At the very least, you're likely to hear and see things that rarely — if ever— occur at commission meetings:

  • Staunch environmentalists supporting a project that involves moving the primary urban services boundary and clustering. Say what!?

  • A "pro-growth" commissioner — Chairman Michael DiTerlizzi, who vowed during the 2000 election never to move the urban services boundary — being asked by slow-growth proponents to break his vow (this one time) and support the Atlantic Ridge project. ("We promise not to hold it against you.") Right.

  • Slow-growth proponents urging pro-growth commissioners — the latter of whom have been lambasted and skewered by the former, and targeted for defeat in 2008 — to approve comprehensive plan amendments for the project.

I'm not making this up.

"What a curious feeling," said Alice.

What has turned politics on its head — at least momentarily — in Martin County?

Atlantic Ridge Preserve: a proposed development of 650 homes on 400 acres off Bridge Road in Hobe Sound.

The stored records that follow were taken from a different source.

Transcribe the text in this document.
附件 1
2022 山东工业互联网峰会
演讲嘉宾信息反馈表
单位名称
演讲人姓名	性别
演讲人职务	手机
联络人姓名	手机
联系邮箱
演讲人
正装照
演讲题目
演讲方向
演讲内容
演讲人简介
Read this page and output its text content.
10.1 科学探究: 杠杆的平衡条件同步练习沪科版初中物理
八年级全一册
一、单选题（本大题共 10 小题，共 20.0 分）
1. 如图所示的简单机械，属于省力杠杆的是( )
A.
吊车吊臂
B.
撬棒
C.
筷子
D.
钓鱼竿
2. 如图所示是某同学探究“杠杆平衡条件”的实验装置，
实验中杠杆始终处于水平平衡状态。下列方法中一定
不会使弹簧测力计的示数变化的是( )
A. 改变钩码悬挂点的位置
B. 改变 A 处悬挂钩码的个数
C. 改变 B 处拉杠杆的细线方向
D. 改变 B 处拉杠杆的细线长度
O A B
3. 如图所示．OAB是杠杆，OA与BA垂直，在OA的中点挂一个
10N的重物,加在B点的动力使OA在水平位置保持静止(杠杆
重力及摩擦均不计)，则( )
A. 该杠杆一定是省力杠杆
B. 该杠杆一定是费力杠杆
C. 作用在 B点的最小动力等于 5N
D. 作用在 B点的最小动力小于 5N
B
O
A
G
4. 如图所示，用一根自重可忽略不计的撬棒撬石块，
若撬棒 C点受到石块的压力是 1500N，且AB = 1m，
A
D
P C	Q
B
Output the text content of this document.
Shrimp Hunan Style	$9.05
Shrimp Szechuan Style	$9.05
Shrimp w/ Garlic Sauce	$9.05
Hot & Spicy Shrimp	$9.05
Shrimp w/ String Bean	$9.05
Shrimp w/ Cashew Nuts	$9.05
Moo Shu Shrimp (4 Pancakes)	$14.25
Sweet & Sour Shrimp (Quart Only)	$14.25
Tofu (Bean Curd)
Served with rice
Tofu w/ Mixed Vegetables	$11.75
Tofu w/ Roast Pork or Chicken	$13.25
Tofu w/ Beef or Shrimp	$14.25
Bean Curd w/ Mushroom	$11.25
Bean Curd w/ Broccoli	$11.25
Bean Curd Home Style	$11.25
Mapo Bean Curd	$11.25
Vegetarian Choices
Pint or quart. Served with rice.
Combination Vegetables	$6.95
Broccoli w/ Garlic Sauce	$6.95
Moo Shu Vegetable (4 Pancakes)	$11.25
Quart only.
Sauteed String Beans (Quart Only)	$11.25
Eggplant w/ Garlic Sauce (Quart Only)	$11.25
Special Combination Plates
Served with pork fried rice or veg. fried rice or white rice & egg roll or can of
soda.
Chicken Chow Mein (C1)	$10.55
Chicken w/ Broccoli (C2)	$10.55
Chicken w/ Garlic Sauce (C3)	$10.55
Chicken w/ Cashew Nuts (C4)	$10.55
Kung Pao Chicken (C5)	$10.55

If Alberto Micha, the property owner who wants to develop Atlantic Ridge, had only asked the county to move the primary urban services boundary — without providing any major incentives — this project would have been stillborn.

But Micha and Morris Crady, the planner representing Micha, have crafted a truly tantalizing proposal.
In exchange for moving the urban services boundary and clustering development on the aforementioned 400 acres, Micha has offered to give the county the vast majority of the larger tract: 2,360 acres. This land — environmentally sensitive wetlands and uplands valued at $70 million — is strategically located between the east and west sections of Atlantic Ridge State Park. Acquiring this site would connect the two properties and give the county a conservation/preservation windfall — one the county could then leverage to acquire additional conservation land.

How important is this property to environmentalists? Florida Forever, the state's land-buying conservation program, recently upgraded the Atlantic Ridge ecosystem to its "A" list of key acquisition projects.

The usual suspects on the side of slow growth — former county commissioners Maggy Hurchalla and Donna Melzer, and others — have voiced support for the Atlantic Ridge project, as have a number of environmental groups and organizations.

The ingenuity of this proposal has forced slow-growthers and environmentalists to justify their support for the project. After all, they've steadfastly opposed both clustering and moving the urban services boundary in the past.

Alice thought the whole thing very absurd, but they all looked so grave that she did not dare to laugh; and, as she could not think of anything to say, she simply bowed, and took the thimble, looking as solemn as she could.

Atlantic Ridge has also created a predicament for DiTerlizzi, who says: "It's a good project. It's innovative. I really would like to vote for it."

But he adds: "My oath was to show the citizens of Martin County that I'm serious about managing growth. And if we move the urban services boundary once, I believe we'll move it over and over again."

DiTerlizzi is searching for some way to alter the proposal so he can vote for the project while remaining true to his oath. He offered one possible solution: drafting site-specific language for this project that would allow increased density and water/sewer in the secondary urban services boundary.

Here's one of the many ironies at the center of the Atlantic Ridge debate: DiTerlizzi made an oath never to move the urban services boundary — in part to counter criticisms from Melzer and other slow-growthers that his position on growth and development was nothing more than political rhetoric. Now, these same political opponents would like to see DiTerlizzi break his promise — at least in this one instance — and approve the amendments!

Folks, it doesn't get any better than this. Up is down. In is out. The time-honored parameters governing the growth debate in Martin County have temporarily been suspended.

Alice said nothing; she had sat down with her face in her hands, wondering if anything would ever happen in a natural way again.